In contrast, evolution is a large-scale process. It does not involve only using the potentialities offered by the existing gene pool but requires the creation of novel genetic material. Even if in some cases this process can be quick, it usually requires long periods of time and will not be possible, given the brutality of the environmental changes we are currently facing. Anyway, when a forest or a pond disappears altogether, all its living populations disappear, and if these populations are the only ones of a species that exist, the species turn extinct immediately and definitively.
PC: Scientists are working on various de-extinction projects. Don’t you think our primary focus should be on saving the existing species rather than reviving the extinct ones?
AD: The ‘de-extinction’ project is a (bad) joke, and should certainly not be backed and advertised. It could be called the ‘Jurassic Park Syndrom’ and is iconic of the ‘showbiz society’. It will have no effect on extinctions, not only because of its gigantic technical difficulties but because, even if it could work for a few ‘famous’ species like the mammoth (which is highly unlikely), this would concern only a few species among the millions that are currently turning extinct.

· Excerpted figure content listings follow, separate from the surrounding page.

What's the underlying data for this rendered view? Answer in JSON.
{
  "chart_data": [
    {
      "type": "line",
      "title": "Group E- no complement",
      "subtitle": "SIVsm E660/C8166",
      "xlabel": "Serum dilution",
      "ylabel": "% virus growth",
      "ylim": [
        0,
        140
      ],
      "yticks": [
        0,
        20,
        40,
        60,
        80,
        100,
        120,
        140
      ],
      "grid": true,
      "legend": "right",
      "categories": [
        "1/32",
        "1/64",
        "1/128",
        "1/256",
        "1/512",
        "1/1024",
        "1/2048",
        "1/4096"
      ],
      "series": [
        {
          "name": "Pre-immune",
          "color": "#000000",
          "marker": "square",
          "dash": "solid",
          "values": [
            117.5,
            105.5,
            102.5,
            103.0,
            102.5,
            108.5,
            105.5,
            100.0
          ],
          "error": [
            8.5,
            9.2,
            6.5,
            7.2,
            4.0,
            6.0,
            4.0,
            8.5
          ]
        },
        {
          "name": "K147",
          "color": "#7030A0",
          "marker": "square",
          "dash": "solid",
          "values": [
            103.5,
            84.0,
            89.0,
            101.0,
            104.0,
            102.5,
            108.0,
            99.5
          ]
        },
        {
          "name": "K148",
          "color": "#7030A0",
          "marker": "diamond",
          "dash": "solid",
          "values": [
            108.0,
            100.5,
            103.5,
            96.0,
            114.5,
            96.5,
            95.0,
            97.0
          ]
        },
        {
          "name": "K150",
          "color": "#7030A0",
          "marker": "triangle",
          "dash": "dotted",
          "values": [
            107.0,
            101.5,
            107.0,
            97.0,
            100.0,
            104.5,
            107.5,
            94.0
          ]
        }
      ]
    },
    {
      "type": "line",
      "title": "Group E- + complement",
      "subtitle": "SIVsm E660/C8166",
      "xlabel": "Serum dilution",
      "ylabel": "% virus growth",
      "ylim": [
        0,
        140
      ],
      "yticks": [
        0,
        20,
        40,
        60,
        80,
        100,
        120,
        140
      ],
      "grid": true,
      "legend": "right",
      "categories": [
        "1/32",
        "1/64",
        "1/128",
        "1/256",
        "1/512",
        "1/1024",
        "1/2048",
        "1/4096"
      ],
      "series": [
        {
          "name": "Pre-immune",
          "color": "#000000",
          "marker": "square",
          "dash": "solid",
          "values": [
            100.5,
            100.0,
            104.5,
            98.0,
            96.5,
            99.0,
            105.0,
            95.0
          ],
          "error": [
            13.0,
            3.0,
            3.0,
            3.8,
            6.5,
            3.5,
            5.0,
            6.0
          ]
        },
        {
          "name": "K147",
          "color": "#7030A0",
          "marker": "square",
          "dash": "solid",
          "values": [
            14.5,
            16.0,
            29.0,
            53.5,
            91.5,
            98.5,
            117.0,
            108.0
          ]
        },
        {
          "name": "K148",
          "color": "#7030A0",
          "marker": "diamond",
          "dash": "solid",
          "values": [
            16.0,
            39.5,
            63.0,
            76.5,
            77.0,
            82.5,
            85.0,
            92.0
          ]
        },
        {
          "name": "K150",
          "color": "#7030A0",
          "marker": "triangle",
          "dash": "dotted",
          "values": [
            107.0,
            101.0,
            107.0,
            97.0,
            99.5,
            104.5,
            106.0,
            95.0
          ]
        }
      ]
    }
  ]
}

For most of these species, as very few works are currently devoted to the collection and storing of specimens in liquid nitrogen or other techniques, no biological material would be available to even consider doing it. But the most important problem with this approach is that it sends a very wrong message to society and science: if scientists were able to ‘resurrect’ cryogenized species, there would be no need to protect the biodiversity as it is now.
This wrong message is the same, in worse, as that which consists in making ‘re-introduction’ of species in habitats where they have disappeared, without having improved the conditions of their survival. Even the practice of ‘national parks’ sends the message: here we are saving biodiversity, so you can do whatever you want outside.
What would be needed would be a drastic change in mankind’s habits, behaviors, and practices, allowing us to live in harmony with the rest of the biodiversity. But such (very unlikely) changes could come only from society and citizens, from politics in fact, not from science.